Celebrating Senior Stories
Smiley takes the time to get to know every one of her residents. Their stories form the backbone of her day-to-day interactions. She spends her days chatting with retired nurses and nurse practitioners, former Wall Street bankers and even a former CIA agent.
“It’s kind of surreal at times because they allow you so deeply into their personal situation and personal space, and the conversations in the day room are just captivating,” she says “It’s amazing to hear them talk about things as if they were living in that moment. We have a woman who talks about her maneuvers on Wall Street, and another man who can do math in his head. These people deserve person-centered care because they’ve lived phenomenal lives.”
For Smiley, exceptional care comes from meeting residents where they are. “I’m of the attitude that if they want to sleep until 10 am and have bagels and cream cheese brought to their room, then so be it,” she says, with a laugh. “They’ve earned the right to retire with dignity and grace, and it’s our job to understand and meet them where they are. We have to give them space to move and function, give them time to dress themselves, and just be there when they need us. Instead of caregivers, I see us as a careforce. These residents are our heroes and vice versa.”
A Resident to Remember
Every member of the careforce has one resident they’ll never forget. For Smiley, it was a man who was suffering from kidney failure and had just had a heart attack.
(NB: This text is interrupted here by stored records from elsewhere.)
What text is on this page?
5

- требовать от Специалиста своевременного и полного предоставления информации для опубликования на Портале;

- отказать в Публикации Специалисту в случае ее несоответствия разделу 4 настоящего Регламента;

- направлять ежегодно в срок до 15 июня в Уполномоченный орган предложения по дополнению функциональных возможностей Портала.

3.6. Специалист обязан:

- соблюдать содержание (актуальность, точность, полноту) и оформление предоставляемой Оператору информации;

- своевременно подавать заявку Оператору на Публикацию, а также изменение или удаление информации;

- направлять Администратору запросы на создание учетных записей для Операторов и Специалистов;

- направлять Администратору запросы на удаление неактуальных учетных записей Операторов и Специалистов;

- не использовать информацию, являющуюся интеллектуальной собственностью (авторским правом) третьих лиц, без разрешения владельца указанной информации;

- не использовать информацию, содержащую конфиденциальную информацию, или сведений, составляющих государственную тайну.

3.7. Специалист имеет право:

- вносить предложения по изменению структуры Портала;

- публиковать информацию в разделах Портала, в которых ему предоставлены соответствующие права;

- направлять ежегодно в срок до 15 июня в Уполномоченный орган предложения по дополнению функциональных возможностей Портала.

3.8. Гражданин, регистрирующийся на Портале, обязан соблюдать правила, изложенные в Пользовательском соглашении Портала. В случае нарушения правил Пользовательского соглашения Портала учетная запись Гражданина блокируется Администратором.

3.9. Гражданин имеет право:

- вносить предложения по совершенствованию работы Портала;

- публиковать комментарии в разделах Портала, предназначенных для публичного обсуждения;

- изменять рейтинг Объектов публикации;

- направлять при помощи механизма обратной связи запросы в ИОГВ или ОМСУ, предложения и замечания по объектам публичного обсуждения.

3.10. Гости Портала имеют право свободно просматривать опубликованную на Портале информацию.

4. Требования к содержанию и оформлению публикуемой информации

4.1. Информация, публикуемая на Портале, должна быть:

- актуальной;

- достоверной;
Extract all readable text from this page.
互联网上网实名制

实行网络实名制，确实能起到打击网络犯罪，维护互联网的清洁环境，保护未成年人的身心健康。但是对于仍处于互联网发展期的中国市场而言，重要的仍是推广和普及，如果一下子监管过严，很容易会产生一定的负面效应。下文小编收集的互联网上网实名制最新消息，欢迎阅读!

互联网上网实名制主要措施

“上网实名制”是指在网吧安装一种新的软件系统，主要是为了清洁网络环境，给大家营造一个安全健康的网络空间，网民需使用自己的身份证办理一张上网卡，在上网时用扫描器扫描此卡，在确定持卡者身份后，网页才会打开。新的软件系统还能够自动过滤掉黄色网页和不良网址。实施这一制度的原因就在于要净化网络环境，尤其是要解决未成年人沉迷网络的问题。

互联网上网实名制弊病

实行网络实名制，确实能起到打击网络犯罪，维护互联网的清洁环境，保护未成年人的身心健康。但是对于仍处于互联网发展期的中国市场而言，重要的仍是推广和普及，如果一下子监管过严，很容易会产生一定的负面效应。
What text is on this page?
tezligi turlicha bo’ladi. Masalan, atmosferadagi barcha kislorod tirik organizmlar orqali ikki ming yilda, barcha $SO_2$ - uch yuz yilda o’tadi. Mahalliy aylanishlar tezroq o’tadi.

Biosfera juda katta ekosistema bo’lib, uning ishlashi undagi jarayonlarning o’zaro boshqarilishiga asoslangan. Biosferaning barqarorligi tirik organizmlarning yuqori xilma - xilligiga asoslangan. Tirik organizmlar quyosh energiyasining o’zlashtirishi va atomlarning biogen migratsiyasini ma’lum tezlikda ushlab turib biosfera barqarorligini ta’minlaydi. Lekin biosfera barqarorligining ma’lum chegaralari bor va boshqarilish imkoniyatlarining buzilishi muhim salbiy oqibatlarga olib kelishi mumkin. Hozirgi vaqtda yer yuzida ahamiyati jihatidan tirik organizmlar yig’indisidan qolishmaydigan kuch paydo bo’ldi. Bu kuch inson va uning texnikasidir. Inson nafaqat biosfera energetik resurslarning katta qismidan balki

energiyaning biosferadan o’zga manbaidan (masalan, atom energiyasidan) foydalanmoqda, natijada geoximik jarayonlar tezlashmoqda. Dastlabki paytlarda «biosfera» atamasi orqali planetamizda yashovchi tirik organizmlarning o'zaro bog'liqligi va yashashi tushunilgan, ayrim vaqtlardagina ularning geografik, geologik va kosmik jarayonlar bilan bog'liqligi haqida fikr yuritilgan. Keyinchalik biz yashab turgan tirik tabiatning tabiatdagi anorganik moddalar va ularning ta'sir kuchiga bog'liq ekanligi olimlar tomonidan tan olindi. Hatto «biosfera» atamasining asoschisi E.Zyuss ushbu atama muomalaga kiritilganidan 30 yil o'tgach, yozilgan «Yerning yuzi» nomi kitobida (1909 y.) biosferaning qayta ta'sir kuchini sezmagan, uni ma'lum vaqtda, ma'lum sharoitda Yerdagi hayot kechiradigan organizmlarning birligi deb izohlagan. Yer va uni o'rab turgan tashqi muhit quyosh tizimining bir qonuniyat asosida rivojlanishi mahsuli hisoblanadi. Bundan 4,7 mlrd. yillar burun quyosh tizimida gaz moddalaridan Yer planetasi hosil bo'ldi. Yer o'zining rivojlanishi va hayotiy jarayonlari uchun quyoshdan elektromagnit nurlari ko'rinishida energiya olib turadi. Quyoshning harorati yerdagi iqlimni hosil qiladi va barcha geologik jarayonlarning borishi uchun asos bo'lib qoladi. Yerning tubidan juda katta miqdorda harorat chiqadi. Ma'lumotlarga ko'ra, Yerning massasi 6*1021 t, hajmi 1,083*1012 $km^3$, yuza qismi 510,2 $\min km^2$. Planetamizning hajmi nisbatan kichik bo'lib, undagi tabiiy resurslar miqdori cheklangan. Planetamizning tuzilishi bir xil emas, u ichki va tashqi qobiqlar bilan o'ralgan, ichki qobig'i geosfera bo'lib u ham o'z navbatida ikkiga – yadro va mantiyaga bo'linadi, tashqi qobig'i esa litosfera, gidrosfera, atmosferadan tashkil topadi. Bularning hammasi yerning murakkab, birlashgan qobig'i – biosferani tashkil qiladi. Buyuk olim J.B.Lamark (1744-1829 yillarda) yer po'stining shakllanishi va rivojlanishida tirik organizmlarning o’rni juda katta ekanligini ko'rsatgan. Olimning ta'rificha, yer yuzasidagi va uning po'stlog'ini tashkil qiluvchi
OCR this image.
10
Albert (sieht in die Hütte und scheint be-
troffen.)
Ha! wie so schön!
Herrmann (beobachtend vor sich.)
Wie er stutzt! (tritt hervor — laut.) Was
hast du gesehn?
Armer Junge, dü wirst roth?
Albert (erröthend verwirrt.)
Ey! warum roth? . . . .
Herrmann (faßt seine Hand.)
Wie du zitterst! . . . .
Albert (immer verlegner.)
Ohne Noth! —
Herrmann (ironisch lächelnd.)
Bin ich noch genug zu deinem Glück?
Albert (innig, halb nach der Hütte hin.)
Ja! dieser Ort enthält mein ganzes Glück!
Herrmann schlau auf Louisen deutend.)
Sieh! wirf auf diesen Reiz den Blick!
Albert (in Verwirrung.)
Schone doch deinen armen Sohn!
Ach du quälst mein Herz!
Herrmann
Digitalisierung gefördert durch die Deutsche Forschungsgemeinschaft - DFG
“When he was admitted to us, he was extremely angry,” she recalls. “He was not coming to terms with his own diagnosis, and he felt like he’d been doing fine at home. So he kept calling his family because he was angry he’d been ‘dumped off’ here.”
Smiley knew that his family was at their wit’s end, so she did her best to befriend her new resident. She soon discovered that the man had been a pilot on the same aircraft carrier as her grandfather, for a very specific mission in Korea.
“I was determined to become friends with him, so when he would spiral, I would take a pot of coffee and something sweet to his room and we would talk about some of his campaigns,” says Smiley. “It allowed his family to have an extra five months with him in a peaceful setting. To see this resident switch from anger and anxiety to such an intelligent and interesting man was just extraordinary.”
Growth at Brookdale
Smiley is as invested in Brookdale as she is in her residents. Programs like Mission Moments and Everyday Hero ensure that the company’s dedicated careforce is recognized, appreciated and uplifted. “Whenever a member of our caregiving staff does something great, we celebrate them in our standup meeting and give them a handwritten note from leadership to let them know they are appreciated.”
And Smiley is more than optimistic about opportunities for nurses at Brookdale. “Brookdale as a whole is really intentional with educational opportunities, compensation and benefits,” she says. “And it’s a really innovative, growing company that’s focused on best practices. Cost is never really a factor. If something is evidence-based and best practice, we’re going to do it.”
The Brookdale Difference
While Smiley is quick to sing Brookdale’s praises from a nursing perspective, she’s even more complimentary about the level of care residents and their families receive.
“Of course no one can love your parents like you do, but when we take over the caregiver role, family members can resume the role of daughter, son, sister or spouse. Relieving that stress helps them be the son or daughter they need to be. Because nobody can be the daughter you are. I can be the nurse so you can be the daughter again — it gives you that peace of mind that it’s not going to be all on you.”